Edit: grammar corrections
 
  • Like
Reactions: ICountFrom0

Pyure

Not Totally Useless
Aug 14, 2013
8,334
7,191
383
Waterloo, Ontario
I've never had any interest in vanilla minecraft. I tinkered with it for a few hours, got annoyed that I could perform mechanical operations for "free" (redstone, pistons, etc), and a friend clued me into feed the beast.

Man what a revelation buildcraft/industrialcraft were. Machines required power, power required fuel, etc.

Its modded or nothing for me.
 
  • Like
Reactions: ICountFrom0

Inaeo

New Member
Jul 29, 2019
2,158
-3
0
My introduction to MC was via Xbox360. A friend pitched it to me as digital Legos. That was worth a look, to say the least, and I had a few friends who were fiddling with it. Having a crew of four players building a world together was a ton of fun, but most of those friends moved away from it as the next new game caught their eye. I stayed, alone in my worlds, hosting a visitor every now and again, building a world - empty and alone.

Then a new circle of friends told me they had a server set up. Modded to the gills and I was welcome to jump on with them. Monster blew my doors off. I had a stronger Vanilla base than most of them, even though the Xbox version was several versions behind, but they had solutions I'd never seen for tasks I had always hoped to make more efficient. Hook, line, and sinker. Since then, modded Minecraft has been my go-to game of choice.
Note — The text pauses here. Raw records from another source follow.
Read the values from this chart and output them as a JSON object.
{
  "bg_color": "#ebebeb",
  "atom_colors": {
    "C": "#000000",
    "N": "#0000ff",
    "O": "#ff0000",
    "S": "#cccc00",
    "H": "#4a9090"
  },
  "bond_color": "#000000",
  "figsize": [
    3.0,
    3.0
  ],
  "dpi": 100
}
Now, I can't claim Minecraft has changed my life, or inspired me to greatness. I've maintained my life's status quo, for the most part, so life without finding modded Minecraft wouldn't be too different on the whole. The biggest impact, honestly, would be my game selection, but I have enough friends trying to get me to play different games that I'm sure I would have dropped into something else. If not, I would have bummed from game to game like a vagrant until I stumbled into a community of like-minded gamers somewhere else.
 

Henry Link

Forum Addict
Dec 23, 2012
2,601
553
153
USA - East Coast
I started in vanilla way back when, mostly redstone contraptions copied from either Etho or Docm. At one point I found two blaze spawners close enough together that I could get both of them running using pure vanilla. After that I started modding the server using craft bucket and some plugins that allows spawners to moved/changed and teleportation via runes created on the floor. Then the FTB Beta A pack came out and I've been nothing but modded since. Mostly for the automation challenges. But recently my tastes have shifted more to building in addition to the automation.

But, if it wasn't for modding then I probably would have stopped playing Minecraft a long long time ago.